Home       Subscribe       Index       Archives      
The Book Barn 

 
 Reviewed by: Fani 12th Apr 2002 
 


Storm

Boris Starling


Purchase this title at B&N

The second book by Boris Starling, his first one Messiah I haven't read but after reading "Storm" I will defintely will!

Storm starts with the panic on board a Ferry from Bergen-Norway to Aberdeen-Scotland. The captain gets a phonecall about a Ford Transit carrying a bomb. They have to stop the ship to push the bus into the sea. So far so good, the bus gets dumped. But then you are brutally kicked into a very lively description of what generally happens when a ship sinks. Very realistic images sprung to my mind reading this part and I was really happy lying in my bed already 7 metres below sealevel. The good thing is also it lasts just long enough to keep you eager and sharp for the next few runs down the rollercoaster Starling has written down for you. Not too fast but a thrill in every loop.
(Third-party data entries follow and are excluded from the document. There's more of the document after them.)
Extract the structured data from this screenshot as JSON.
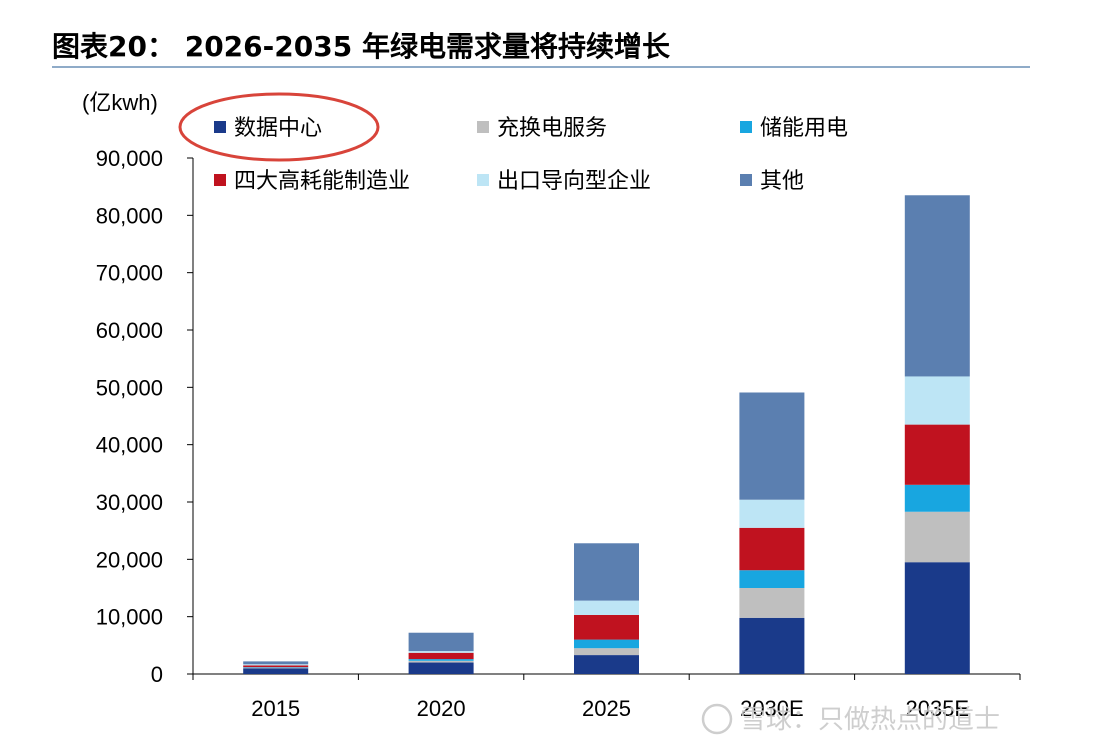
{
  "chart_data": {
    "type": "bar",
    "stacked": true,
    "title": "图表20： 2026-2035 年绿电需求量将持续增长",
    "ylabel": "(亿kwh)",
    "ylim": [
      0,
      90000
    ],
    "yticks": [
      0,
      10000,
      20000,
      30000,
      40000,
      50000,
      60000,
      70000,
      80000,
      90000
    ],
    "ytick_labels": [
      "0",
      "10,000",
      "20,000",
      "30,000",
      "40,000",
      "50,000",
      "60,000",
      "70,000",
      "80,000",
      "90,000"
    ],
    "categories": [
      "2015",
      "2020",
      "2025",
      "2030E",
      "2035E"
    ],
    "grid": false,
    "legend_position": "top",
    "series": [
      {
        "name": "数据中心",
        "color": "#1a3a8a",
        "values": [
          1000,
          2000,
          3300,
          9800,
          19500
        ]
      },
      {
        "name": "充换电服务",
        "color": "#bfbfbf",
        "values": [
          100,
          300,
          1200,
          5200,
          8800
        ]
      },
      {
        "name": "储能用电",
        "color": "#18a6e0",
        "values": [
          100,
          300,
          1500,
          3100,
          4700
        ]
      },
      {
        "name": "四大高耗能制造业",
        "color": "#c0121f",
        "values": [
          300,
          1100,
          4300,
          7400,
          10500
        ]
      },
      {
        "name": "出口导向型企业",
        "color": "#bde5f5",
        "values": [
          200,
          300,
          2500,
          4900,
          8400
        ]
      },
      {
        "name": "其他",
        "color": "#5b7fb0",
        "values": [
          500,
          3200,
          10000,
          18700,
          31600
        ]
      }
    ]
  },
  "watermark": "雪球：只做热点的道士"
}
During the sinking descriptions you get introduced to Inspector Kate Beauchamp, mother of a four year old son Leo, and part of an amateur theatre company back from their tour in Norway.

Back in Aberdeen as one of the survivors, she wants to get back to work straight away to forget what happened to her. She is assigned to a nasty murdercase, a young woman is found in the woods stabbed to dead with her hands and feet cut of and wrapped around her shoulders and on her chest a living black viper, the killer is nicknamed Blackadder.
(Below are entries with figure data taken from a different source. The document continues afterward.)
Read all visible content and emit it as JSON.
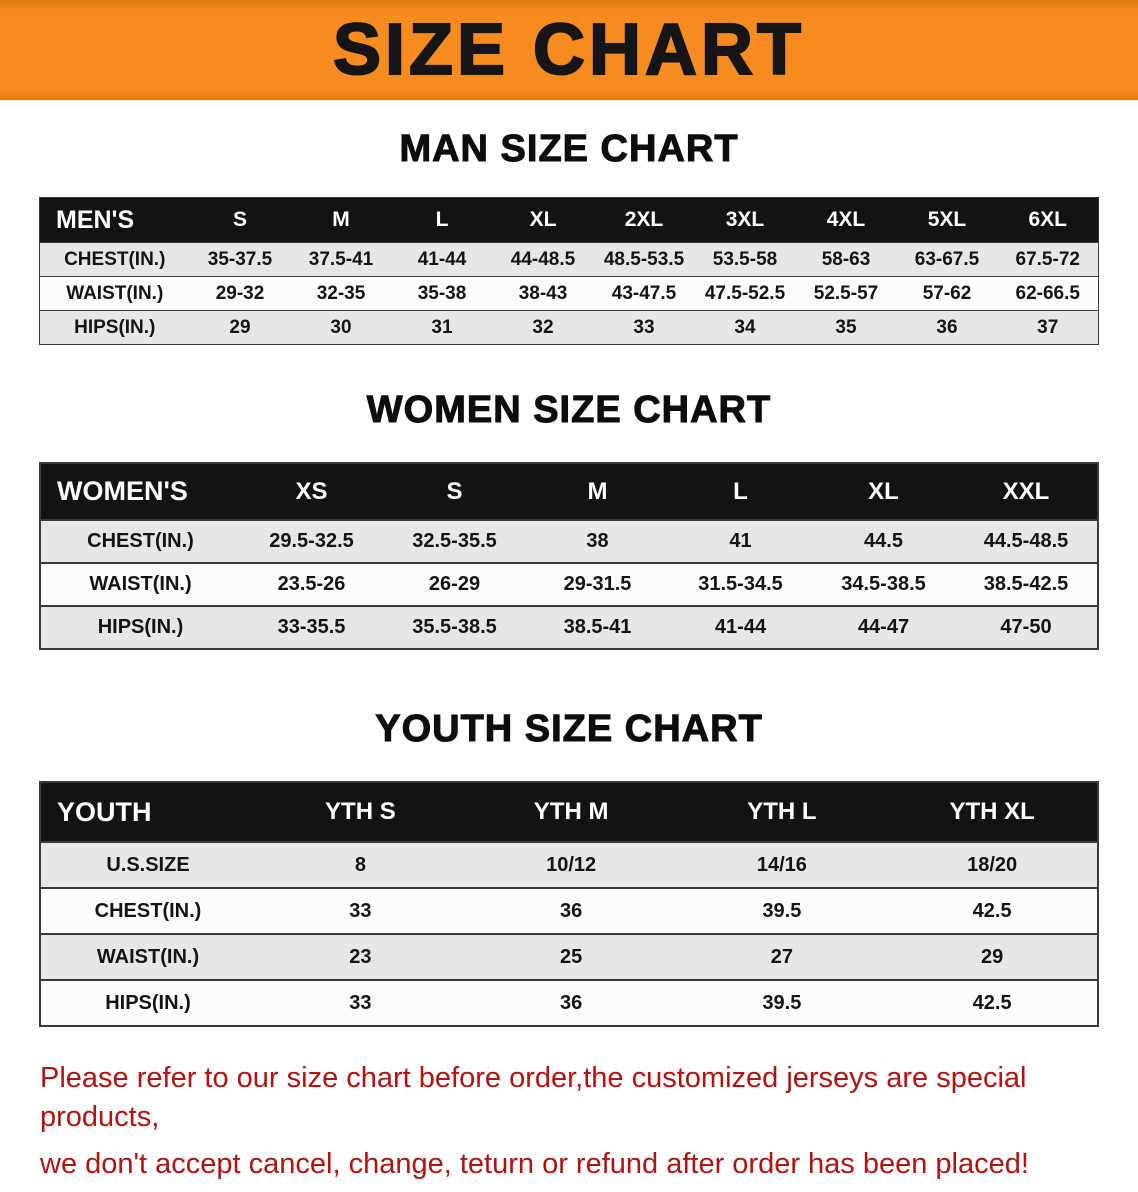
{
  "banner": {
    "title": "SIZE CHART",
    "bg_color": "#f68b1f",
    "text_color": "#151515"
  },
  "chart_data": [
    {
      "type": "table",
      "title": "MAN SIZE CHART",
      "header": [
        "MEN'S",
        "S",
        "M",
        "L",
        "XL",
        "2XL",
        "3XL",
        "4XL",
        "5XL",
        "6XL"
      ],
      "rows": [
        [
          "CHEST(IN.)",
          "35-37.5",
          "37.5-41",
          "41-44",
          "44-48.5",
          "48.5-53.5",
          "53.5-58",
          "58-63",
          "63-67.5",
          "67.5-72"
        ],
        [
          "WAIST(IN.)",
          "29-32",
          "32-35",
          "35-38",
          "38-43",
          "43-47.5",
          "47.5-52.5",
          "52.5-57",
          "57-62",
          "62-66.5"
        ],
        [
          "HIPS(IN.)",
          "29",
          "30",
          "31",
          "32",
          "33",
          "34",
          "35",
          "36",
          "37"
        ]
      ]
    },
    {
      "type": "table",
      "title": "WOMEN SIZE CHART",
      "header": [
        "WOMEN'S",
        "XS",
        "S",
        "M",
        "L",
        "XL",
        "XXL"
      ],
      "rows": [
        [
          "CHEST(IN.)",
          "29.5-32.5",
          "32.5-35.5",
          "38",
          "41",
          "44.5",
          "44.5-48.5"
        ],
        [
          "WAIST(IN.)",
          "23.5-26",
          "26-29",
          "29-31.5",
          "31.5-34.5",
          "34.5-38.5",
          "38.5-42.5"
        ],
        [
          "HIPS(IN.)",
          "33-35.5",
          "35.5-38.5",
          "38.5-41",
          "41-44",
          "44-47",
          "47-50"
        ]
      ]
    },
    {
      "type": "table",
      "title": "YOUTH SIZE CHART",
      "header": [
        "YOUTH",
        "YTH S",
        "YTH M",
        "YTH L",
        "YTH XL"
      ],
      "rows": [
        [
          "U.S.SIZE",
          "8",
          "10/12",
          "14/16",
          "18/20"
        ],
        [
          "CHEST(IN.)",
          "33",
          "36",
          "39.5",
          "42.5"
        ],
        [
          "WAIST(IN.)",
          "23",
          "25",
          "27",
          "29"
        ],
        [
          "HIPS(IN.)",
          "33",
          "36",
          "39.5",
          "42.5"
        ]
      ]
    }
  ],
  "footer": {
    "line1": "Please refer to our size chart before order,the customized jerseys are special products,",
    "line2": "we don't accept cancel, change, teturn or refund after order has been placed!",
    "color": "#b11212"
  }
}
Kate has enough problems of her own without this murdercase, she is not coping with the stress of the accident, no time for her child, in love with one of her fellow actors and on top of it all her father, whom she hates, is in Aberdeen to investigate the sinking of the ferry. She is not really making any progress in the investigation when another body is found displayed in the same way only this time the body is that of a midleaged woman. So Blackadder is a serial killer.
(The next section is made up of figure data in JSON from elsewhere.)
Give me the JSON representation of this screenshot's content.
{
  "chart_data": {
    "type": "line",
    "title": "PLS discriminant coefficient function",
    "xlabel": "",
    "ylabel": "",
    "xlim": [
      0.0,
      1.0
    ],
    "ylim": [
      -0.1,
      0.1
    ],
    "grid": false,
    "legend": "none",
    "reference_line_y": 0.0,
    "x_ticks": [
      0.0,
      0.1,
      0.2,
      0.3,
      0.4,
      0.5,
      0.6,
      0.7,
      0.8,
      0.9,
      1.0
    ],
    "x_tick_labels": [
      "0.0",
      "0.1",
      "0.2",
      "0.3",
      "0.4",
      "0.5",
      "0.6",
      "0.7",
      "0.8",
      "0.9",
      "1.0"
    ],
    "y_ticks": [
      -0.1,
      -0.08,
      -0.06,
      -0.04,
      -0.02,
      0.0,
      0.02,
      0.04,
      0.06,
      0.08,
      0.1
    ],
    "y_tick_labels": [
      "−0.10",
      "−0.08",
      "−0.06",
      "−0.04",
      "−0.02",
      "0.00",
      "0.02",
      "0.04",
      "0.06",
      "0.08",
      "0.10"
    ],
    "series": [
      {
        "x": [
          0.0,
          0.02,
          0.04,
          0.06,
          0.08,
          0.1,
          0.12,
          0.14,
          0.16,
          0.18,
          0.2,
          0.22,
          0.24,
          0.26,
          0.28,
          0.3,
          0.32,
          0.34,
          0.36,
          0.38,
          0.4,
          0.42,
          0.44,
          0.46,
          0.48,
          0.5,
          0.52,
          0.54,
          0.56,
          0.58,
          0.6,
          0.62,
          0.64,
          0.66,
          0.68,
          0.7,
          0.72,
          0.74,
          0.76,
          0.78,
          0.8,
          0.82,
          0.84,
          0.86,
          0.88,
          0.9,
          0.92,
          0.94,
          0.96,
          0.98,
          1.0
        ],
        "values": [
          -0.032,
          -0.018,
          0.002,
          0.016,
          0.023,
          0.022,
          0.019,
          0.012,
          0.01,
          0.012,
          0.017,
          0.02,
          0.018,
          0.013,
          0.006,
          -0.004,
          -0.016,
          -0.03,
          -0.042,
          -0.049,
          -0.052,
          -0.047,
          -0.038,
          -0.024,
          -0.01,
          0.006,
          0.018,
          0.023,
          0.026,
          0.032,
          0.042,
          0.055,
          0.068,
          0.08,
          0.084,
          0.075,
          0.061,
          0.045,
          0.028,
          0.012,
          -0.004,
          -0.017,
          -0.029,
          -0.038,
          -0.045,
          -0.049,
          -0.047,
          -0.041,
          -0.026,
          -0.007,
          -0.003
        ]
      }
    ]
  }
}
At this part of the book you have two plots which are bound to come together, one the sinking of the ferry Amphitrite being investigated by her father and two the two women killed by this alleged serial killer being investigated by Kate. Starling also weaves in the obligatory lovestory between Kate and Alex and the background and motives of Blackadder. He puts these 4 storylines nicely together in to a coherent novel with a lot of surprises and subplots. In the last 80 pages all these plots and subplots come together part of it shocking and surprising and part of it predictable. But on the whole it is a very well written, slightly original book and a fine example of it's genre,

I would like to reccomend Storm and rate it 3,5 out of 5.